O acordo prevê a instalação, na próxima terça (1), da comissão mista que analisará a medida provisória sobre a cobrança para compras internacionais de até US$ 50. A MP suspendeu, desde 13 de maio, a taxa de 20% sobre essas encomendas.
A medida provisória perde a validade em 8 de setembro caso o Congresso não a aprove. Alcolumbre afirmou que a proposta será votada antes do pleito. “Essa medida provisória não vai caducar”, disse o presidente do Senado.
Motta entregou a presidência da comissão especial ao deputado Reginaldo Lopes (PT-MG), integrante da ala econômica petista e um dos articuladores da reforma tributária. Alcolumbre ainda definirá quem relatará a MP.

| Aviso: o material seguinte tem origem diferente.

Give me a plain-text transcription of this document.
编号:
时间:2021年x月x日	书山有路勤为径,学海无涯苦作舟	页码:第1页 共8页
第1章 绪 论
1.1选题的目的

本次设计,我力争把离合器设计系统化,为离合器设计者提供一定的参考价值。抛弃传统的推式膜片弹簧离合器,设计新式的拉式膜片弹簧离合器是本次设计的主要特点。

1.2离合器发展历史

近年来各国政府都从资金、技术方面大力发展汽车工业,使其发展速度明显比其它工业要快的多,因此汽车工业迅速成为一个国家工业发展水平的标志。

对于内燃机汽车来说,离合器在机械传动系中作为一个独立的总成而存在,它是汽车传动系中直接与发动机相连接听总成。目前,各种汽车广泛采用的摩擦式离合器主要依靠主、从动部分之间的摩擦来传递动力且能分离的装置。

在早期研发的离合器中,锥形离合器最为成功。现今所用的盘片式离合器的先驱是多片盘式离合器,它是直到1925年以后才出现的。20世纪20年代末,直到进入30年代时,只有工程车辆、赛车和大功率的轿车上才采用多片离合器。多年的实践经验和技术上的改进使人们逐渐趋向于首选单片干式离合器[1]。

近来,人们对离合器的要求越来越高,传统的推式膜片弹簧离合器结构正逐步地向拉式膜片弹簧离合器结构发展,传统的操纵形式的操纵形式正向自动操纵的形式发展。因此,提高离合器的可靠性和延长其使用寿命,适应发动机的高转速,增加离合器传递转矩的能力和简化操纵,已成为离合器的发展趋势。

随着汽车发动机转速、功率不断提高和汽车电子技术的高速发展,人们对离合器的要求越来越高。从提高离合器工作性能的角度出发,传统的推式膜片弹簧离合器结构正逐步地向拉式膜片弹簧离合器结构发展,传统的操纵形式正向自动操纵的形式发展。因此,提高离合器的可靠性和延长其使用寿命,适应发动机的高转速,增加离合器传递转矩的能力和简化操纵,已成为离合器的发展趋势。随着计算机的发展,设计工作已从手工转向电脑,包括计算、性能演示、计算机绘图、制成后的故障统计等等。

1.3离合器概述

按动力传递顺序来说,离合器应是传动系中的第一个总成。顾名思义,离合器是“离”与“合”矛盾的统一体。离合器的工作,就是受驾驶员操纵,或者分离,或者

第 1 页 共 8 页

Veja a coletiva de imprensa de Alcolumbre, Lula e Motta após encontro nesta quarta (26):
Senado prepara análise da PEC que extingue a escala 6×1
Alcolumbre anunciou o senador Omar Aziz (PSD-AM) como relator da proposta de emenda à Constituição que trata do fim da escala 6×1. O parlamentar deve apresentar o parecer nesta quinta (27), para leitura na Comissão de Constituição e Justiça do Senado na próxima quarta (2).
A oposição protocolou 12 emendas para alterar o texto. Se os senadores modificarem a proposta aprovada pela Câmara em maio, a PEC terá de retornar aos deputados, o que pode atrasar a promulgação.
Aziz indicou que pretende rejeitar as emendas e preservar o texto vindo da Câmara. O governo também conta com o presidente da CCJ, Otto Alencar (PSD-BA), para limitar o tempo destinado a pedidos de vista e levar a proposta à votação na próxima semana.
A PEC da Segurança terá relatoria do senador Rogério Carvalho (PT-SE) e também deve entrar na pauta da CCJ. Na reunião com Motta e Alcolumbre, Lula defendeu a definição de prioridades: “O que é importante é que a gente tenha dimensão do que é mais importante, do que é principal e do que é prioritário”.